Il loro modi espressivi sono spesso didascalici, ripetitivi e poveri, ma sempre molto netti ed espliciti nel loro senso complessivo.

Siamo lontani dalle metafore astratte dell’arte colta, che si interessa dei massimi sistemi, attinge alle Sacre Scritture e fa i conti con la complessità della dottrina: i suoi panorami sono sofisticati, ambiscono alla pacificazione e celebrano l’universalità.

L’arte popolare degli ex voto offre invece degli squarci individuali, che attingono dalla vita quotidiana e ne rappresentano da vicino le lacerazioni. Vedute soggettive, che distillano tribolazioni patite in prima persona e ne riportano il rimedio al mondo celeste. Come delle finestrelle che dal particolare si affaccino sull’universale.

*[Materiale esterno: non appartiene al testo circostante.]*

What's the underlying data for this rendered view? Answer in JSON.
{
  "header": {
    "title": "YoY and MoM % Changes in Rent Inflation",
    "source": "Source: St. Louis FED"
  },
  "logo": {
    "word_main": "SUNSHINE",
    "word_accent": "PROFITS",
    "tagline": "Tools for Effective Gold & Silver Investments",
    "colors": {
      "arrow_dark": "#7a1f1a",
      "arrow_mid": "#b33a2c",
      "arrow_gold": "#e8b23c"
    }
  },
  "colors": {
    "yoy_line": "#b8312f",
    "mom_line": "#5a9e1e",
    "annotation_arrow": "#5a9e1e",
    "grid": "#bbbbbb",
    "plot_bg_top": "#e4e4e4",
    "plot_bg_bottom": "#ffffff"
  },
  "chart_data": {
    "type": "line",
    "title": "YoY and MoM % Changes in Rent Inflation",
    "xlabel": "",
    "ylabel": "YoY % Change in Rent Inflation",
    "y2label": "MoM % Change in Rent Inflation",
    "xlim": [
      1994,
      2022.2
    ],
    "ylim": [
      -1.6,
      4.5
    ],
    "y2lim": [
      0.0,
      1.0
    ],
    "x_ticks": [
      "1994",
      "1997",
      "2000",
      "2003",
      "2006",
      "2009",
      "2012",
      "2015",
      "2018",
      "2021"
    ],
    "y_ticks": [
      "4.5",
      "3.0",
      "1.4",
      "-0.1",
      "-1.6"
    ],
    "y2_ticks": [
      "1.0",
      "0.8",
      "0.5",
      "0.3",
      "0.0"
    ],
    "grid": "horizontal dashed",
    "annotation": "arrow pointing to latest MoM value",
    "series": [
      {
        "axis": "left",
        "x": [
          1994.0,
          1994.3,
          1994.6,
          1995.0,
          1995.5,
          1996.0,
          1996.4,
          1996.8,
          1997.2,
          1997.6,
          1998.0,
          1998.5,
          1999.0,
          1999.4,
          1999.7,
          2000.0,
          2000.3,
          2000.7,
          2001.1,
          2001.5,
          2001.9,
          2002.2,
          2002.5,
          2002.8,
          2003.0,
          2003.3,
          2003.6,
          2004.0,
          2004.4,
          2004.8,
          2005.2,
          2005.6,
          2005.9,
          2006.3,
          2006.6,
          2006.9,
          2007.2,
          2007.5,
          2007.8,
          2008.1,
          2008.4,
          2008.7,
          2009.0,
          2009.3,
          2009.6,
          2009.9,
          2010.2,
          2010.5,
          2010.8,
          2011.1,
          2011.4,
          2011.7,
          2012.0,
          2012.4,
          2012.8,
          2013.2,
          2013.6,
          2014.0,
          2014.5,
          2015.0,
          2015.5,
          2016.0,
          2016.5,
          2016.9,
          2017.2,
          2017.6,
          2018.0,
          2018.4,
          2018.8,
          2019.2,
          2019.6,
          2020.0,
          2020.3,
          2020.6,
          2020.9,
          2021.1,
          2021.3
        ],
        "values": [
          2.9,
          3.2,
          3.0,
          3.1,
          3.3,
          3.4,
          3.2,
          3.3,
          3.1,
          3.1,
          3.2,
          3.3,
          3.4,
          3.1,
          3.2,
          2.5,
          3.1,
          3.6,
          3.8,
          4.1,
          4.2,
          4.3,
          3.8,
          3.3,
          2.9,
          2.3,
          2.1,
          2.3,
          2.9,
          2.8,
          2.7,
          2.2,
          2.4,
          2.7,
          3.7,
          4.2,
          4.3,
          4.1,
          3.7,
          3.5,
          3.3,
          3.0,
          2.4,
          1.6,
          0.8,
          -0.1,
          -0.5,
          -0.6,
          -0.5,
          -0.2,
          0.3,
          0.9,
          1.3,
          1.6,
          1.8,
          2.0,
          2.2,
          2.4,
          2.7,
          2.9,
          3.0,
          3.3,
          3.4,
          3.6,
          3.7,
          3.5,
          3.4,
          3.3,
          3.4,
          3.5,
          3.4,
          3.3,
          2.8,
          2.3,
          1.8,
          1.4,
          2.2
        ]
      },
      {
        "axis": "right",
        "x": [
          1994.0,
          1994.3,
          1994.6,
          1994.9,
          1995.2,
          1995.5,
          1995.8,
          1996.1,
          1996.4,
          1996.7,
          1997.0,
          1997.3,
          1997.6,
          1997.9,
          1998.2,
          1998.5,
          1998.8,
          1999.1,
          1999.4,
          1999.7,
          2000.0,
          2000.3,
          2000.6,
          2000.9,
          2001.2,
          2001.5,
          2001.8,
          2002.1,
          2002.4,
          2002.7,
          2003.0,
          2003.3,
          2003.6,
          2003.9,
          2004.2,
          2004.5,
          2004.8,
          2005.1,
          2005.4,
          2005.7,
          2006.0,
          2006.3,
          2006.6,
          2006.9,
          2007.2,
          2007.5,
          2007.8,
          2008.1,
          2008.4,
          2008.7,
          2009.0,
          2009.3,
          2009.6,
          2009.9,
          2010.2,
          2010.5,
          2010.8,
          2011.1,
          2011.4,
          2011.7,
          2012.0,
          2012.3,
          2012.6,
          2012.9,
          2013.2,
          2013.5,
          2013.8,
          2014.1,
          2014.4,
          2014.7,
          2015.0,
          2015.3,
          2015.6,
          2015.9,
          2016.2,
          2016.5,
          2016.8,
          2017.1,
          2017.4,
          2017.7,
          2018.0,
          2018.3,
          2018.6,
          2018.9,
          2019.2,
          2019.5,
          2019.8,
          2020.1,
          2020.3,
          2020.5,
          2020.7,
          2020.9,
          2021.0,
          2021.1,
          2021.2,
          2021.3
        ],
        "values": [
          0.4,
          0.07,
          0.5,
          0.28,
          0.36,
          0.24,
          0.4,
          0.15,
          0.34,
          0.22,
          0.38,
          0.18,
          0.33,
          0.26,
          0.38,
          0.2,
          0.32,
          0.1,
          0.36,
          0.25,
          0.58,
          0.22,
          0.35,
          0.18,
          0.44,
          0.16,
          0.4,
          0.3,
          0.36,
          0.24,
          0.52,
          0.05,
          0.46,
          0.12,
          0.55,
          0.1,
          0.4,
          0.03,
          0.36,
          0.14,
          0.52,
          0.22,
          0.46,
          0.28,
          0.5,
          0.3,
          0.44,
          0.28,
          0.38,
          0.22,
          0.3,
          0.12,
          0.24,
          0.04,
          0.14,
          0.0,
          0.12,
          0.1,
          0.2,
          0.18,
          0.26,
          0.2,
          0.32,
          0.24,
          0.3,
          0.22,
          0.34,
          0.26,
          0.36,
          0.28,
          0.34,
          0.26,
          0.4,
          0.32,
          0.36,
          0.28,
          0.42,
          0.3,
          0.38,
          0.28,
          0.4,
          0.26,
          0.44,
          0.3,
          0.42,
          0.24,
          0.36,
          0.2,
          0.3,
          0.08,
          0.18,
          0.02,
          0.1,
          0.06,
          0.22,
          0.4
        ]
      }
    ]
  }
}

Dall’universale al particolare l’arte colta; dal particolare all’universale l’arte popolare degli ex voto.
Immagine rappresentativa
Ed è ancora una volta la dimensione del tempo, assieme allo status dei contraenti, a rimarcare la differenza.

L’ex voto risponde al tempo sorvegliato, stretto e inderogabile di una promessa che rende conto a un superiore vincolo ultraterreno: il suo impegno straordinario e urgente è contratto col mondo celeste.

L’arte sacra ufficiale risponde a un semplice accordo sui tempi di consegna, stabilito fra pari. Un patto ordinario e contingente, negoziato con un semplice committente occasionale: il suo impegno è interamente contrattato nel mondo terreno.